Crude oil holds near 7-month lows on global oversupply

Oil prices steadied just above seven-month lows on Tuesday after news of increases in supply, a trend which has undermined the attempts by OPEC and other producers to support the market through reduced output.

Benchmark Brent was up 15 cents at $47.06 by 0820 GMT. On Monday, it fell 46 cents, or 1 per cent, to settle at $46.91 a barrel.

That was its lowest close since November 29, the day before the Organization of the Petroleum Exporting Countries and other producers agreed to cut output by 1.8 million barrels per day (bpd) for six months from January.

US crude oil was 15 cents higher at $44.35 a barrel. It fell 54 cents on Monday to $44.20, its lowest close since November 14.

Both benchmarks are down by around 15 per cent since late May, when OPEC, Russia and other producers extended their limits on production until the end of March 2018.

“Recent data points are not encouraging,” Morgan Stanley analysts said in a research note. “Identifiable oil inventories – both crude and product in the OECD, China and selected other non-OECD countries – increased at a rate of (about) 1 (million bpd) in Q1.”

OPEC supplies jumped in May as output recovered in Libya and Nigeria, two countries exempt from the production reduction agreement.

Libya’s oil production rose more than 50,000 bpd to 885,000 bpd after the state oil company settled a dispute with Germany’s Wintershall, a Libyan source told Reuters.

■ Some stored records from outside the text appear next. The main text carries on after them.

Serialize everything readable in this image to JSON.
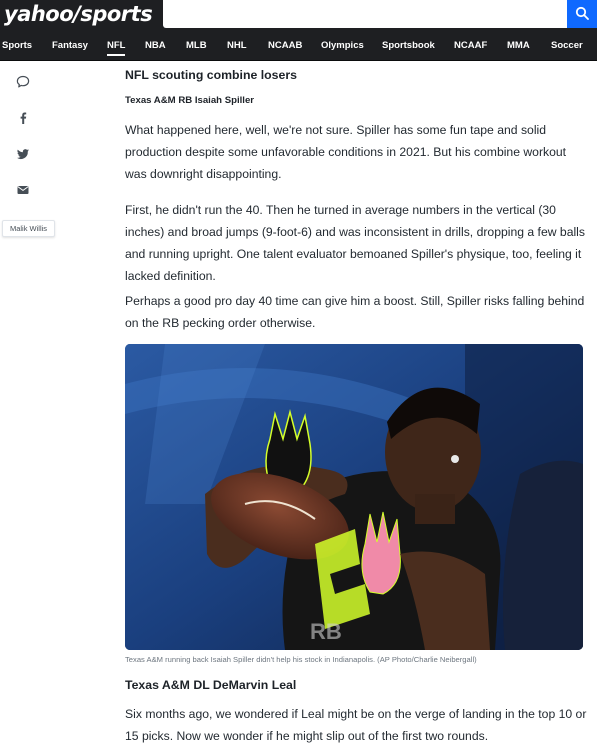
{
  "header": {
    "logo": "yahoo/sports",
    "search": {
      "placeholder": ""
    }
  },
  "nav": {
    "items": [
      {
        "label": "Sports"
      },
      {
        "label": "Fantasy"
      },
      {
        "label": "NFL",
        "active": true
      },
      {
        "label": "NBA"
      },
      {
        "label": "MLB"
      },
      {
        "label": "NHL"
      },
      {
        "label": "NCAAB"
      },
      {
        "label": "Olympics"
      },
      {
        "label": "Sportsbook"
      },
      {
        "label": "NCAAF"
      },
      {
        "label": "MMA"
      },
      {
        "label": "Soccer"
      }
    ]
  },
  "share_rail": {
    "icons": [
      "comment-icon",
      "facebook-icon",
      "twitter-icon",
      "email-icon"
    ],
    "author_tag": "Malik Willis"
  },
  "article": {
    "section_heading": "NFL scouting combine losers",
    "player_heading": "Texas A&M RB Isaiah Spiller",
    "paragraphs": [
      "What happened here, well, we're not sure. Spiller has some fun tape and solid production despite some unfavorable conditions in 2021. But his combine workout was downright disappointing.",
      "First, he didn't run the 40. Then he turned in average numbers in the vertical (30 inches) and broad jumps (9-foot-6) and was inconsistent in drills, dropping a few balls and running upright. One talent evaluator bemoaned Spiller's physique, too, feeling it lacked definition.",
      "Perhaps a good pro day 40 time can give him a boost. Still, Spiller risks falling behind on the RB pecking order otherwise."
    ],
    "image_caption": "Texas A&M running back Isaiah Spiller didn't help his stock in Indianapolis. (AP Photo/Charlie Neibergall)",
    "next_heading": "Texas A&M DL DeMarvin Leal",
    "next_paragraph": "Six months ago, we wondered if Leal might be on the verge of landing in the top 10 or 15 picks. Now we wonder if he might slip out of the first two rounds."
  },
  "colors": {
    "header_bg": "#1e1f22",
    "search_button": "#0f69ff",
    "text": "#232a31",
    "caption": "#6e7780"
  }
}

Nigerian oil supply is also rising, industry figures show. Exports of Nigeria’s benchmark Bonny Light crude oil are set to reach 226,000 bpd in August, up from 164,000 bpd in July, loading programmes show.

“The increasing August export programme in Nigeria and the jump in Libyan oil output should pressure oil prices further in the short term,” said Tamas Varga, senior analyst at London brokerage PVM Oil Associates.

“If we get bearish US oil statistics this week, we could see a test of $45 on Brent,” Varga said.

US oil production has been rising quickly this year, feeding the global glut. Data on Friday showed a record 22nd consecutive week of increases in US oil drilling rigs.

But Saudi Energy Minister Khalid al-Falih said the oil market is heading in the right direction and just needs time to rebalance, the London-based newspaper Asharq al-Awsat reported on Monday.